= Simeriani =

Simeris/Simeriani (σήμερις or σημεριανή) is a popular song and dance from Sinasos, Cappadocia. The dance is a typical improvisation on many of the circular dances from the area. The dancers move towards the right of the circle and towards the center. The dance is done by women.

Lyrics to the song in Greek:

Σήμερις η σημεριανή δεν μοιάζει σαν τις άλλες
σήμερις η σημεριανή δεν μοιάζει σαν τις άλλες,

χορεύουν Σινασίτισσες κι έχουμ’ χαρές μεγάλες
χορεύουν Σινασίτισσες κι έχουμ’ χαρές μεγάλες.

Αγάπη μ’ έλα έλα και μην το λες κανένα,
αγάπη μ’ το όνομά σου γλυκό ‘ν’ το φίλημά σου.

Σήκωσ’ το σαρικάκι σου και μην το χαμηλώνεις
σήκωσ’ το σαρικάκι σου και μην το χαμηλώνεις,

το ξέρω πως με αγαπάς και δεν το φανερώνεις
το ξέρω πως με αγαπάς και δεν το φανερώνεις.

Αγάπη μ’ έλα έλα και μην το λες κανένα,
αγάπη μ’ το όνομά σου γλυκό ‘ν’ το φίλημά σου.

Στη Σινασό είν’ ‘να δεντρί που βγάζει τ’ ανασόνι
στη Σινασό είν’ ‘να δεντρί που βγάζει τ’ ανασόνι,

πολλές κοπέλες φίλησα καμιά δεν είπε σώνει
πολλές κοπέλες φίλησα καμιά δεν είπε σώνει.

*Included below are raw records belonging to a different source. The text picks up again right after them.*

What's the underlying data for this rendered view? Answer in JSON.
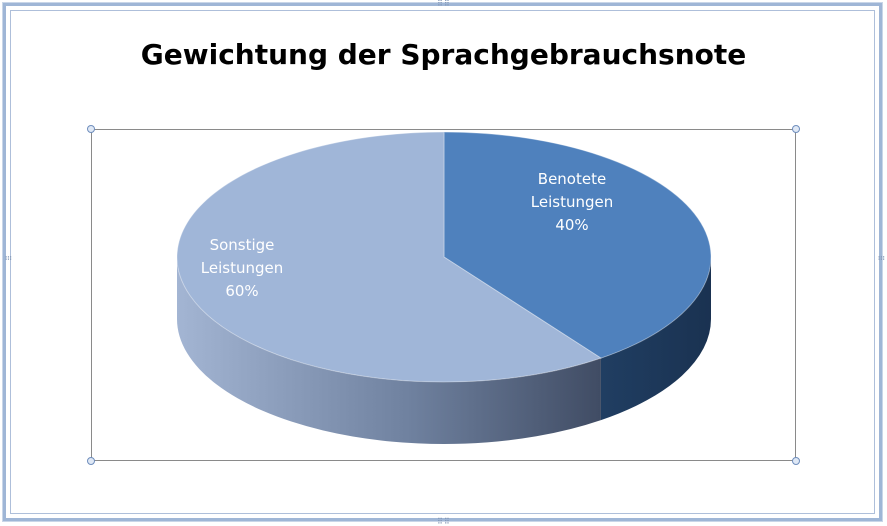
{
  "chart_data": {
    "type": "pie",
    "three_d": true,
    "title": "Gewichtung der Sprachgebrauchsnote",
    "slices": [
      {
        "label_lines": [
          "Benotete",
          "Leistungen",
          "40%"
        ],
        "value": 40,
        "color": "#4f81bd",
        "side_color": "#1e3a5f"
      },
      {
        "label_lines": [
          "Sonstige",
          "Leistungen",
          "60%"
        ],
        "value": 60,
        "color": "#a0b6d8",
        "side_color": "#6d7f9c"
      }
    ],
    "label_color_light": "#ffffff"
  }
}
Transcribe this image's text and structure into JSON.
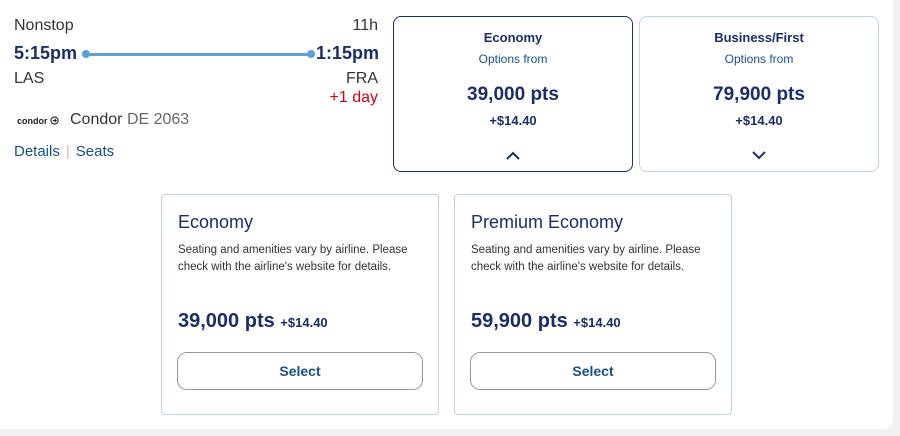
{
  "flight": {
    "stops": "Nonstop",
    "duration": "11h",
    "depart_time": "5:15pm",
    "arrive_time": "1:15pm",
    "origin": "LAS",
    "destination": "FRA",
    "day_offset": "+1 day",
    "airline_logo_text": "condor",
    "airline": "Condor",
    "flight_number": "DE 2063",
    "details_link": "Details",
    "seats_link": "Seats"
  },
  "fare_classes": [
    {
      "name": "Economy",
      "from_label": "Options from",
      "points": "39,000 pts",
      "tax": "+$14.40",
      "selected": true,
      "chevron": "chevron-up-icon"
    },
    {
      "name": "Business/First",
      "from_label": "Options from",
      "points": "79,900 pts",
      "tax": "+$14.40",
      "selected": false,
      "chevron": "chevron-down-icon"
    }
  ],
  "sub_fares": [
    {
      "name": "Economy",
      "description": "Seating and amenities vary by airline. Please check with the airline's website for details.",
      "points": "39,000 pts",
      "tax": "+$14.40",
      "button": "Select"
    },
    {
      "name": "Premium Economy",
      "description": "Seating and amenities vary by airline. Please check with the airline's website for details.",
      "points": "59,900 pts",
      "tax": "+$14.40",
      "button": "Select"
    }
  ],
  "colors": {
    "brand_navy": "#1a2e6b",
    "link_blue": "#1a4f8b",
    "route_line": "#5aa2d6",
    "day_offset_red": "#d0021b",
    "card_border": "#b9d4e8"
  }
}
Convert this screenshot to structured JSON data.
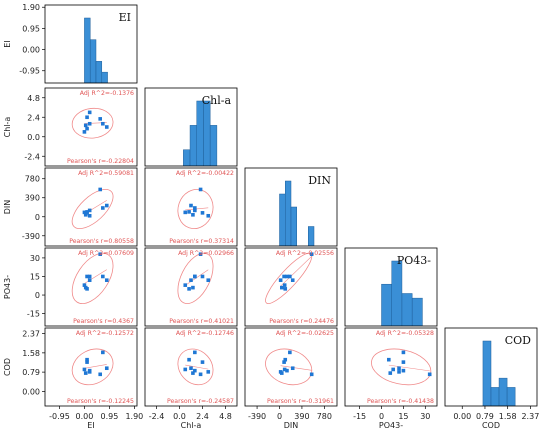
{
  "chart_data": {
    "type": "scatter-matrix",
    "variables": [
      "EI",
      "Chl-a",
      "DIN",
      "PO43-",
      "COD"
    ],
    "ticks": [
      [
        "-0.95",
        "0.00",
        "0.95",
        "1.90"
      ],
      [
        "-2.4",
        "0.0",
        "2.4",
        "4.8"
      ],
      [
        "-390",
        "0",
        "390",
        "780"
      ],
      [
        "-15",
        "0",
        "15",
        "30"
      ],
      [
        "0.00",
        "0.79",
        "1.58",
        "2.37"
      ]
    ],
    "y_ticks_override": {
      "EI": [
        "-0.95",
        "0.00",
        "0.95",
        "1.90"
      ],
      "Chl-a": [
        "-2.4",
        "0.0",
        "2.4",
        "4.8"
      ]
    },
    "ranges": [
      [
        -1.5,
        2.0
      ],
      [
        -3.6,
        6.0
      ],
      [
        -600,
        1000
      ],
      [
        -25,
        38
      ],
      [
        -0.6,
        2.6
      ]
    ],
    "observations": {
      "EI": [
        0.2,
        0.1,
        0.05,
        0.2,
        0.0,
        0.7,
        0.85,
        0.6,
        0.1
      ],
      "Chl-a": [
        3.0,
        2.4,
        1.4,
        1.6,
        0.6,
        1.6,
        1.2,
        2.2,
        1.0
      ],
      "DIN": [
        20,
        80,
        40,
        130,
        90,
        180,
        230,
        560,
        100
      ],
      "PO43-": [
        12,
        15,
        6,
        15,
        8,
        15,
        12,
        33,
        5
      ],
      "COD": [
        0.8,
        1.2,
        0.75,
        0.85,
        0.9,
        1.6,
        0.95,
        0.7,
        1.3
      ]
    },
    "histograms": [
      {
        "variable": "EI",
        "edges": [
          0.0,
          0.22,
          0.44,
          0.66,
          0.88
        ],
        "counts": [
          6,
          4,
          2,
          1
        ]
      },
      {
        "variable": "Chl-a",
        "edges": [
          0.4,
          1.1,
          1.8,
          2.5,
          3.2,
          3.9
        ],
        "counts": [
          2,
          5,
          8,
          8,
          5
        ]
      },
      {
        "variable": "DIN",
        "edges": [
          0,
          100,
          200,
          300,
          400,
          500,
          600
        ],
        "counts": [
          8,
          10,
          6,
          0,
          0,
          3
        ]
      },
      {
        "variable": "PO43-",
        "edges": [
          0,
          7,
          14,
          21,
          28
        ],
        "counts": [
          9,
          14,
          7,
          6
        ]
      },
      {
        "variable": "COD",
        "edges": [
          0.72,
          1.0,
          1.28,
          1.56,
          1.84
        ],
        "counts": [
          7,
          2,
          3,
          2
        ]
      }
    ],
    "pairs": [
      {
        "x": "EI",
        "y": "Chl-a",
        "adj_r2": "Adj R^2=-0.1376",
        "pearson": "Pearson's r=-0.22804"
      },
      {
        "x": "EI",
        "y": "DIN",
        "adj_r2": "Adj R^2=0.59081",
        "pearson": "Pearson's r=0.80558"
      },
      {
        "x": "Chl-a",
        "y": "DIN",
        "adj_r2": "Adj R^2=-0.00422",
        "pearson": "Pearson's r=0.37314"
      },
      {
        "x": "EI",
        "y": "PO43-",
        "adj_r2": "Adj R^2=0.07609",
        "pearson": "Pearson's r=0.4367"
      },
      {
        "x": "Chl-a",
        "y": "PO43-",
        "adj_r2": "Adj R^2=0.02966",
        "pearson": "Pearson's r=0.41021"
      },
      {
        "x": "DIN",
        "y": "PO43-",
        "adj_r2": "Adj R^2=-0.02556",
        "pearson": "Pearson's r=0.24476"
      },
      {
        "x": "EI",
        "y": "COD",
        "adj_r2": "Adj R^2=-0.12572",
        "pearson": "Pearson's r=-0.12245"
      },
      {
        "x": "Chl-a",
        "y": "COD",
        "adj_r2": "Adj R^2=-0.12746",
        "pearson": "Pearson's r=-0.24587"
      },
      {
        "x": "DIN",
        "y": "COD",
        "adj_r2": "Adj R^2=-0.02625",
        "pearson": "Pearson's r=-0.31961"
      },
      {
        "x": "PO43-",
        "y": "COD",
        "adj_r2": "Adj R^2=-0.05328",
        "pearson": "Pearson's r=-0.41438"
      }
    ],
    "colors": {
      "point": "#1f77d4",
      "bar": "#3a8fd6",
      "ellipse": "#f08a8a",
      "stat_text": "#e05555",
      "frame": "#000000"
    },
    "grid": false
  }
}
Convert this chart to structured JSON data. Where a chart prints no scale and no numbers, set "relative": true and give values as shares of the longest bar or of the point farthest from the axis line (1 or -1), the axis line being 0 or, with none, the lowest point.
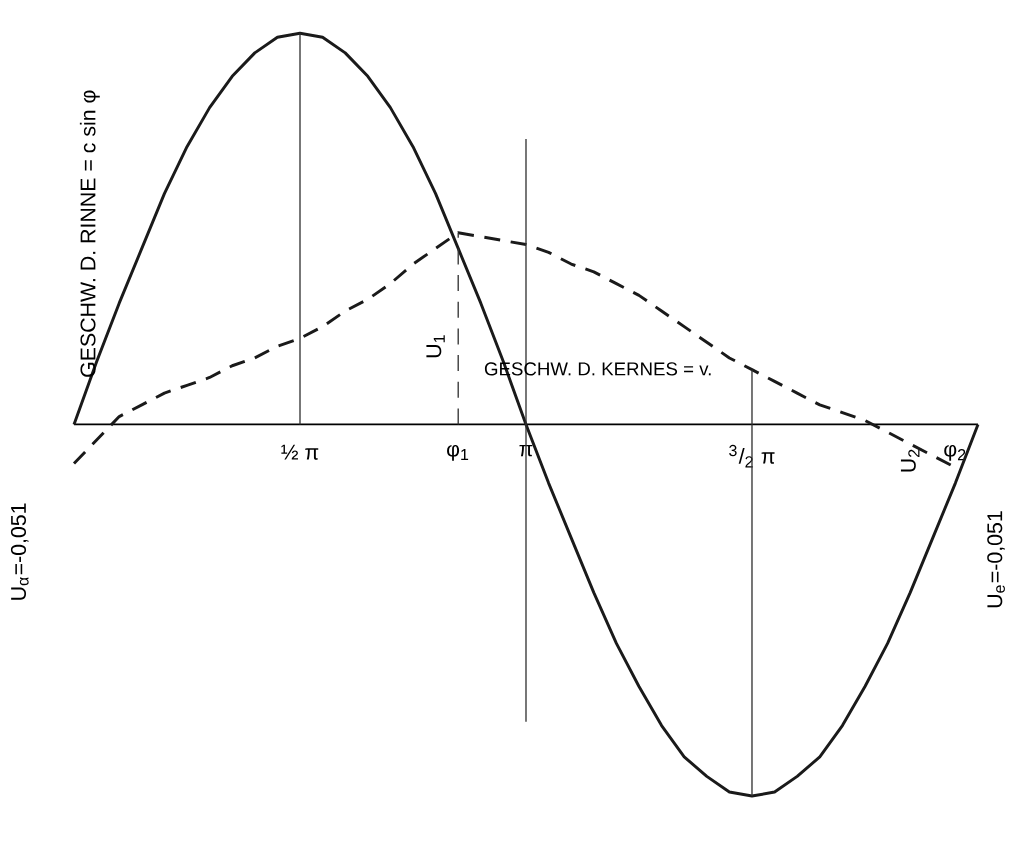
{
  "chart_data": {
    "type": "line",
    "relative": true,
    "categories": [
      null,
      null,
      null,
      null,
      null,
      null,
      null,
      null,
      null,
      null,
      "½ π",
      null,
      null,
      null,
      null,
      null,
      null,
      "φ$_{1}$",
      null,
      null,
      "π",
      null,
      null,
      null,
      null,
      null,
      null,
      null,
      null,
      null,
      "$^{3}$/$_{2}$ π",
      null,
      null,
      null,
      null,
      null,
      null,
      null,
      null,
      "φ$_{2}$",
      null
    ],
    "series": [
      {
        "color": "#1a1a1a",
        "line_style": "solid",
        "values": [
          0,
          0.16,
          0.31,
          0.45,
          0.59,
          0.71,
          0.81,
          0.89,
          0.95,
          0.99,
          1,
          0.99,
          0.95,
          0.89,
          0.81,
          0.71,
          0.59,
          0.45,
          0.31,
          0.16,
          0,
          -0.15,
          -0.29,
          -0.43,
          -0.56,
          -0.67,
          -0.77,
          -0.85,
          -0.9,
          -0.94,
          -0.95,
          -0.94,
          -0.9,
          -0.85,
          -0.77,
          -0.67,
          -0.56,
          -0.43,
          -0.29,
          -0.15,
          0
        ]
      },
      {
        "color": "#1a1a1a",
        "line_style": "dashed",
        "values": [
          -0.1,
          -0.04,
          0.02,
          0.05,
          0.08,
          0.1,
          0.12,
          0.15,
          0.17,
          0.2,
          0.22,
          0.25,
          0.29,
          0.32,
          0.36,
          0.41,
          0.45,
          0.49,
          0.48,
          0.47,
          0.46,
          0.44,
          0.41,
          0.39,
          0.36,
          0.33,
          0.29,
          0.25,
          0.21,
          0.17,
          0.14,
          0.11,
          0.08,
          0.05,
          0.03,
          0.01,
          -0.02,
          -0.05,
          -0.08,
          -0.11,
          null
        ]
      }
    ],
    "ref_lines": [
      {
        "axis": "x",
        "value": "½ π",
        "color": "#333333",
        "line_style": "solid"
      },
      {
        "axis": "x",
        "value": "φ$_{1}$",
        "color": "#333333",
        "line_style": "dashed"
      },
      {
        "axis": "x",
        "value": "π",
        "color": "#333333",
        "line_style": "solid"
      },
      {
        "axis": "x",
        "value": "$^{3}$/$_{2}$ π",
        "color": "#333333",
        "line_style": "solid"
      }
    ],
    "annotations": [
      "GESCHW. D. KERNES = v.",
      "GESCHW. D. RINNE = c sin φ",
      "U$_{1}$",
      "U$_{α}$=-0,051",
      "U$_{2}$",
      "U$_{e}$=-0,051"
    ]
  }
}
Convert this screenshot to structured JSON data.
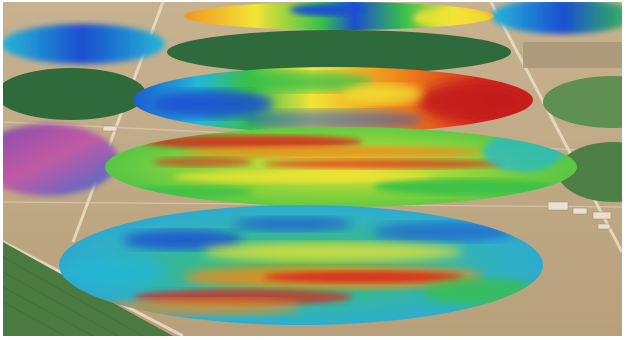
{
  "image": {
    "kind": "aerial-photograph",
    "subject": "center-pivot-irrigation-fields",
    "overlay": "heat-map-false-color",
    "palette": {
      "ground": "#c9b48e",
      "ground_dark": "#b49a73",
      "road": "#e3d7bd",
      "green_field": "#2f6b3a",
      "green_field_light": "#5f8f52",
      "blue": "#1b4fd0",
      "cyan": "#23b7d6",
      "green": "#39c04a",
      "yellow": "#f2e436",
      "orange": "#f08a1c",
      "red": "#d8281e",
      "purple": "#7a4bb0",
      "magenta": "#c25aa3"
    }
  }
}
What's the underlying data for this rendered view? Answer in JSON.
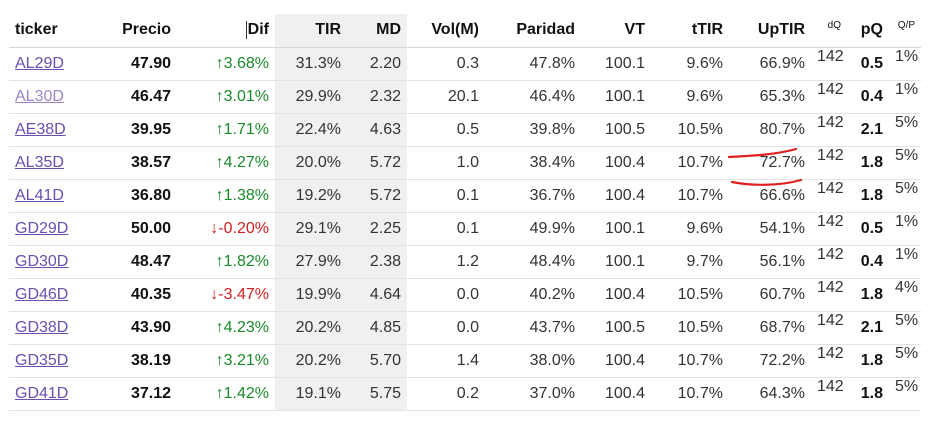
{
  "headers": {
    "ticker": "ticker",
    "precio": "Precio",
    "dif": "Dif",
    "tir": "TIR",
    "md": "MD",
    "vol": "Vol(M)",
    "paridad": "Paridad",
    "vt": "VT",
    "ttir": "tTIR",
    "uptir": "UpTIR",
    "dq": "dQ",
    "pq": "pQ",
    "qp": "Q/P"
  },
  "rows": [
    {
      "ticker": "AL29D",
      "precio": "47.90",
      "dif": "↑3.68%",
      "dir": "up",
      "tir": "31.3%",
      "md": "2.20",
      "vol": "0.3",
      "paridad": "47.8%",
      "vt": "100.1",
      "ttir": "9.6%",
      "uptir": "66.9%",
      "dq": "142",
      "pq": "0.5",
      "qp": "1%",
      "visited": false
    },
    {
      "ticker": "AL30D",
      "precio": "46.47",
      "dif": "↑3.01%",
      "dir": "up",
      "tir": "29.9%",
      "md": "2.32",
      "vol": "20.1",
      "paridad": "46.4%",
      "vt": "100.1",
      "ttir": "9.6%",
      "uptir": "65.3%",
      "dq": "142",
      "pq": "0.4",
      "qp": "1%",
      "visited": true
    },
    {
      "ticker": "AE38D",
      "precio": "39.95",
      "dif": "↑1.71%",
      "dir": "up",
      "tir": "22.4%",
      "md": "4.63",
      "vol": "0.5",
      "paridad": "39.8%",
      "vt": "100.5",
      "ttir": "10.5%",
      "uptir": "80.7%",
      "dq": "142",
      "pq": "2.1",
      "qp": "5%",
      "visited": false
    },
    {
      "ticker": "AL35D",
      "precio": "38.57",
      "dif": "↑4.27%",
      "dir": "up",
      "tir": "20.0%",
      "md": "5.72",
      "vol": "1.0",
      "paridad": "38.4%",
      "vt": "100.4",
      "ttir": "10.7%",
      "uptir": "72.7%",
      "dq": "142",
      "pq": "1.8",
      "qp": "5%",
      "visited": false
    },
    {
      "ticker": "AL41D",
      "precio": "36.80",
      "dif": "↑1.38%",
      "dir": "up",
      "tir": "19.2%",
      "md": "5.72",
      "vol": "0.1",
      "paridad": "36.7%",
      "vt": "100.4",
      "ttir": "10.7%",
      "uptir": "66.6%",
      "dq": "142",
      "pq": "1.8",
      "qp": "5%",
      "visited": false
    },
    {
      "ticker": "GD29D",
      "precio": "50.00",
      "dif": "↓-0.20%",
      "dir": "down",
      "tir": "29.1%",
      "md": "2.25",
      "vol": "0.1",
      "paridad": "49.9%",
      "vt": "100.1",
      "ttir": "9.6%",
      "uptir": "54.1%",
      "dq": "142",
      "pq": "0.5",
      "qp": "1%",
      "visited": false
    },
    {
      "ticker": "GD30D",
      "precio": "48.47",
      "dif": "↑1.82%",
      "dir": "up",
      "tir": "27.9%",
      "md": "2.38",
      "vol": "1.2",
      "paridad": "48.4%",
      "vt": "100.1",
      "ttir": "9.7%",
      "uptir": "56.1%",
      "dq": "142",
      "pq": "0.4",
      "qp": "1%",
      "visited": false
    },
    {
      "ticker": "GD46D",
      "precio": "40.35",
      "dif": "↓-3.47%",
      "dir": "down",
      "tir": "19.9%",
      "md": "4.64",
      "vol": "0.0",
      "paridad": "40.2%",
      "vt": "100.4",
      "ttir": "10.5%",
      "uptir": "60.7%",
      "dq": "142",
      "pq": "1.8",
      "qp": "4%",
      "visited": false
    },
    {
      "ticker": "GD38D",
      "precio": "43.90",
      "dif": "↑4.23%",
      "dir": "up",
      "tir": "20.2%",
      "md": "4.85",
      "vol": "0.0",
      "paridad": "43.7%",
      "vt": "100.5",
      "ttir": "10.5%",
      "uptir": "68.7%",
      "dq": "142",
      "pq": "2.1",
      "qp": "5%",
      "visited": false
    },
    {
      "ticker": "GD35D",
      "precio": "38.19",
      "dif": "↑3.21%",
      "dir": "up",
      "tir": "20.2%",
      "md": "5.70",
      "vol": "1.4",
      "paridad": "38.0%",
      "vt": "100.4",
      "ttir": "10.7%",
      "uptir": "72.2%",
      "dq": "142",
      "pq": "1.8",
      "qp": "5%",
      "visited": false
    },
    {
      "ticker": "GD41D",
      "precio": "37.12",
      "dif": "↑1.42%",
      "dir": "up",
      "tir": "19.1%",
      "md": "5.75",
      "vol": "0.2",
      "paridad": "37.0%",
      "vt": "100.4",
      "ttir": "10.7%",
      "uptir": "64.3%",
      "dq": "142",
      "pq": "1.8",
      "qp": "5%",
      "visited": false
    }
  ],
  "colors": {
    "up": "#1a8a2a",
    "down": "#d21f1f",
    "link": "#6a4fb0",
    "link_visited": "#9a86cc",
    "annotation": "#e02020"
  }
}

Αγάπη μ’ έλα έλα και μην το λες κανένα,
αγάπη μ’ το όνομά σου γλυκό ‘ν’ το φίλημά σου.

Βάλε στο μαστραπά νερό και βάλτο στον αγέρα
βάλε στο μαστραπά νερό και βάλτο στον αγέρα,

κι αν δεν το πιούμ’ την Κυριακή το πίνουμ’ τη Δευτέρα
κι αν δεν το πιούμ’ την Κυριακή το πίνουμ’ τη Δευτέρα.

Αγάπη μ’ έλα έλα και μην το λες κανένα,
αγάπη μ’ το όνομά σου γλυκό ‘ν’ το φίλημά σου.